Thelma Galaxia and her children, 9-year-old Julia Isabel Amparo Medina and 14-year-old Oscar Amparo Medina, live in Tijuana, Mexico. Julia and Oscar are U.S. citizens, though, and they attend school in San Diego. One of Galaxia's friends drove Julia, Oscar, and her own children to the border so they could get to school on Monday, but decided it would be quicker for them to cross the border on foot due to traffic.

That's where Julia ran into trouble. While she has a passport card, the picture on it was taken when she was younger. Customs agents believed she was impersonating her cousin, Galaxia tells KNSD. The agents also accused Oscar of smuggling, the children say.

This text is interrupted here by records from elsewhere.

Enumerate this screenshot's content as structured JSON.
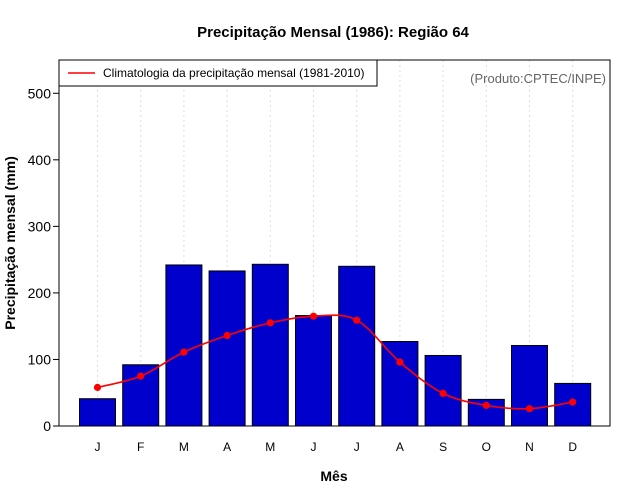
{
  "chart_data": {
    "type": "bar",
    "title": "Precipitação Mensal (1986): Região 64",
    "xlabel": "Mês",
    "ylabel": "Precipitação mensal (mm)",
    "ylim": [
      0,
      550
    ],
    "yticks": [
      0,
      100,
      200,
      300,
      400,
      500
    ],
    "grid": "vertical-dotted",
    "categories": [
      "J",
      "F",
      "M",
      "A",
      "M",
      "J",
      "J",
      "A",
      "S",
      "O",
      "N",
      "D"
    ],
    "series": [
      {
        "name": "Precipitação mensal (1986)",
        "kind": "bar",
        "color": "#0000cc",
        "values": [
          41,
          92,
          242,
          233,
          243,
          166,
          240,
          127,
          106,
          40,
          121,
          64
        ]
      },
      {
        "name": "Climatologia da precipitação mensal (1981-2010)",
        "kind": "line",
        "color": "#ff0000",
        "values": [
          58,
          75,
          111,
          136,
          155,
          165,
          159,
          96,
          49,
          31,
          26,
          36
        ]
      }
    ],
    "legend": {
      "position": "top-left",
      "entry": "Climatologia da precipitação mensal (1981-2010)"
    },
    "annotation": "(Produto:CPTEC/INPE)"
  }
}
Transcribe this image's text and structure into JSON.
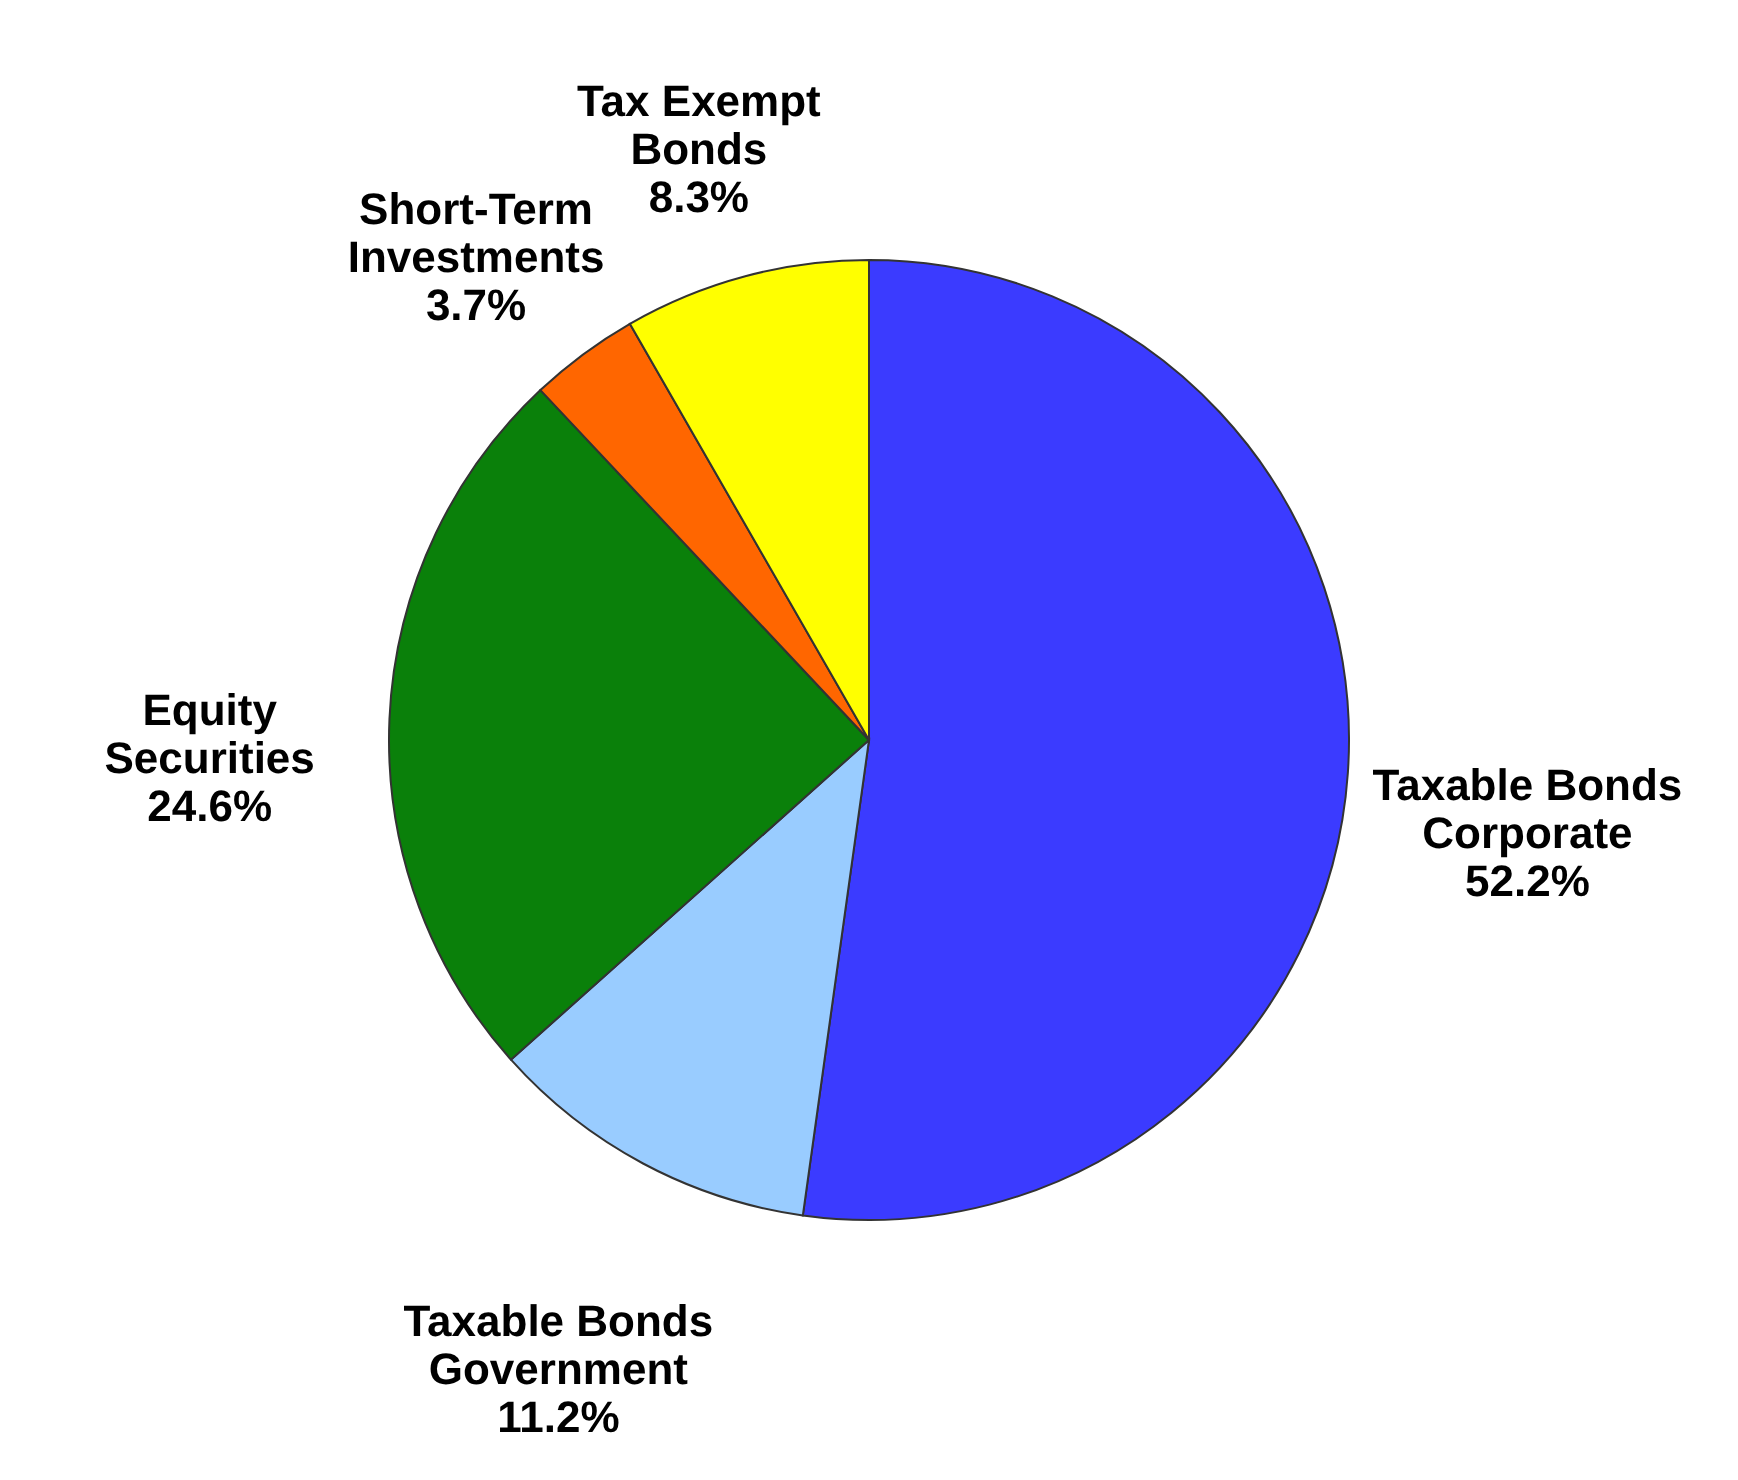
{
  "chart_data": {
    "type": "pie",
    "categories": [
      "Taxable Bonds\nCorporate",
      "Taxable Bonds\nGovernment",
      "Equity\nSecurities",
      "Short-Term\nInvestments",
      "Tax Exempt\nBonds"
    ],
    "values": [
      52.2,
      11.2,
      24.6,
      3.7,
      8.3
    ],
    "colors": [
      "#3b3bff",
      "#99ccff",
      "#0a800a",
      "#ff6600",
      "#ffff00"
    ],
    "value_labels": [
      "52.2%",
      "11.2%",
      "24.6%",
      "3.7%",
      "8.3%"
    ]
  }
}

"My daughter told her brother that the officer told her that if she admitted that she was her cousin, she would be released soon so she could see her mom," Galaxia tells KNSD. "He was told that he would be taken to jail and they were going to charge him for human trafficking and sex trafficking."

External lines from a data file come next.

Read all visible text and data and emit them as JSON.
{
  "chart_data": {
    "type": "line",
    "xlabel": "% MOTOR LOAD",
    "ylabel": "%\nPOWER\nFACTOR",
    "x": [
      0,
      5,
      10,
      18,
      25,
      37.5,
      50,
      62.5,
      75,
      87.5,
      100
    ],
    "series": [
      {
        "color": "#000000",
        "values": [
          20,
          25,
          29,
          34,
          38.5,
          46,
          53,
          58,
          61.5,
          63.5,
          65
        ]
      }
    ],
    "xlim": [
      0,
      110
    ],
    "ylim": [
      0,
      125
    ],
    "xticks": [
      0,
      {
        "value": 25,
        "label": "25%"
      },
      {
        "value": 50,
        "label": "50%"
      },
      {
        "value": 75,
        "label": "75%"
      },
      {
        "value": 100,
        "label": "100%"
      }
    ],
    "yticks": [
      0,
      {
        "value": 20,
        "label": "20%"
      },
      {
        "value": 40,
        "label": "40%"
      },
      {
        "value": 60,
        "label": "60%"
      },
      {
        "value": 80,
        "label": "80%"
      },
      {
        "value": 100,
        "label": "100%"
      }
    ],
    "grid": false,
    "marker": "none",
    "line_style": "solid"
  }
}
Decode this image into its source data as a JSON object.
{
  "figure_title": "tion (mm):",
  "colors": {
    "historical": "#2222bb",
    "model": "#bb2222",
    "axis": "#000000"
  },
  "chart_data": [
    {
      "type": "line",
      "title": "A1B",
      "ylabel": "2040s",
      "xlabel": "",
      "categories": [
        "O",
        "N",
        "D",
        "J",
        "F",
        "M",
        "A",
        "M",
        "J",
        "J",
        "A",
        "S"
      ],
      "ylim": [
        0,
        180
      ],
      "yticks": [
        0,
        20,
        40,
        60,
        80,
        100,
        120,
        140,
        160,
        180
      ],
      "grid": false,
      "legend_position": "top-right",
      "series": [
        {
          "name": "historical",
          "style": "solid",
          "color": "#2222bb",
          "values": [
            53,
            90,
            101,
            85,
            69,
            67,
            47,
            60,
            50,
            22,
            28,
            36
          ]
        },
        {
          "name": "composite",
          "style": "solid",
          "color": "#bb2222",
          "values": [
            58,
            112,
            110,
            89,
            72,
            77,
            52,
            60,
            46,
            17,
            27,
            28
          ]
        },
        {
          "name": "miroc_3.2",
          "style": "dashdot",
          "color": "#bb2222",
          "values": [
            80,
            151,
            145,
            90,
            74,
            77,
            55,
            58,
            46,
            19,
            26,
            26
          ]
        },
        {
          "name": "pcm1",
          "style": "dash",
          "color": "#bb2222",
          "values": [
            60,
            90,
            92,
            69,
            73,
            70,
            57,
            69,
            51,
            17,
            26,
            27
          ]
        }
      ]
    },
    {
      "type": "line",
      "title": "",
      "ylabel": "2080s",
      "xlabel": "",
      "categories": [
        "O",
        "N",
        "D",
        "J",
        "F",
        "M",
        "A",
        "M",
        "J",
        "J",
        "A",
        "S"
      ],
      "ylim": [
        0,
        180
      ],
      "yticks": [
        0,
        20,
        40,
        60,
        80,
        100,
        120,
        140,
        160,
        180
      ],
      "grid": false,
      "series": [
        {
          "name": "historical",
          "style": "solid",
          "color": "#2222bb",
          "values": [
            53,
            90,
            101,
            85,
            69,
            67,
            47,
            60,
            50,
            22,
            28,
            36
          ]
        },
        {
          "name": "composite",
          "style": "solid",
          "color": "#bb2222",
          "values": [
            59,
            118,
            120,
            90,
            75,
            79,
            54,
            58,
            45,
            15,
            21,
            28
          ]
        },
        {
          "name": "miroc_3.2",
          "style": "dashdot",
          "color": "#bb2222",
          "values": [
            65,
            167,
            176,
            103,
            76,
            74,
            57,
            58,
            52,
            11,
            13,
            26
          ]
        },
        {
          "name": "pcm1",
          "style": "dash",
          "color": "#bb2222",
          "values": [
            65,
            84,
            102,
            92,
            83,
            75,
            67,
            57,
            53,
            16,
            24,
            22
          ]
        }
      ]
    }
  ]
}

Galaxia eventually got in touch with the Mexican consulate, and she was reunited with her children Tuesday evening. The entire ordeal took about 36 hours, KNSD reports.

The government does not deny that this happened. An agency spokesperson tells KNSD that Julia was detained because she "provided inconsistent information during her inspection."

"Some specifics of our techniques for determining the true identity of a person crossing the border are law enforcement sensitive information," the spokesperson adds. "In addition, some details of this case are restricted from release due to privacy concerns."

Any way you slice it, it shouldn't take that long for a government agency to confirm that a passport-carrying little girl is who she says she is.

This incident is not terribly surprising. This is an agency that used a secret database to journalists covering the migrant caravan that made its way toward the U.S. border last year. It's an agency with a history of harassing U.S. citizens around the border. It's an agency that boarded a bus in New Mexico and asked passengers one by one, "Are you a citizen?"

Unfortunately, such actions are considered legal. The Supreme Court has upheld immigration agents' extra authority in areas near the border. As far as the law is concerned, your Fourth Amendment rights essentially evaporate when you come close to a national frontier.

But even if the courts think this is legal, it isn't right. "I was scared," Julia Medina tells KNSD. "I was sad because I didn't have my mom or my brother. I was completely by myself."